New York

Betzy Bromberg

Collective for Living Cinema

The most promising first show I’ve seen this season has been Betzy Bromberg’s at the Collective for Living Cinema. Bromberg’s three 15-minute films embody a sensibility somewhat akin to the anarcho-punk feminism of the super-8 filmmaker Vivienne Dick, though less angry and more fragmented. Petit Mal, 1978, is a raw, everything but-the-kitchen-sink movie: choppy street scenes, a girl clowning, subway sequences enlivened by artless overexposures and split screens. What holds it together is the strong and unobtrusive audio track, a melange of confessional rapping, nondescript mood music, and slyly gratuitous sound effects.

If Petit Mal is an obvious but unusually talented student film, Ciao Bello, or Fuck Me Dead, 1979, takes Bromberg’s polymorphously perverse try-anything esthetic a step closer to style. This “Summer in the City” assemblage mixes verité of Lower East Side bikers, Times Square topless dancers, and Coney Island to achieve a highly charged atmosphere of manic exhibitionism and sexual raunch.
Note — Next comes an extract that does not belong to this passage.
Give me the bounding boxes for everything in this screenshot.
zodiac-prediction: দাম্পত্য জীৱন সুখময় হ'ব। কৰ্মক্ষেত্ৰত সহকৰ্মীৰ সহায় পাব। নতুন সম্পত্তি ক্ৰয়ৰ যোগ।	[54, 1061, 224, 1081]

By comparison, Soothing the Bruise, 1980, is a sort of pastoral, with a number of scenes set in a Western truckstop before reverting to 42nd Street. The soundtrack here is one of Bromberg’s most audacious concoctions. A meditation on America, it alternates her own stoned ranting with a speech by Barry Commoner.

Bromberg’s work has the crude but savvy, free-wheeling energy of early Robert Nelson films like Oiley Peloso the Pumph Man or Confessions of a Black Mother Succuba, and if her tone is more hysterical, it may be because she has somewhat more to say. The amazing thing is that this sort of rough-and-ready American mishigas collage film was done to death in the late ’60s. It’s an almost unredeemable form, and Bromberg appears to be the first filmmaker since Nelson who has been able to make it work.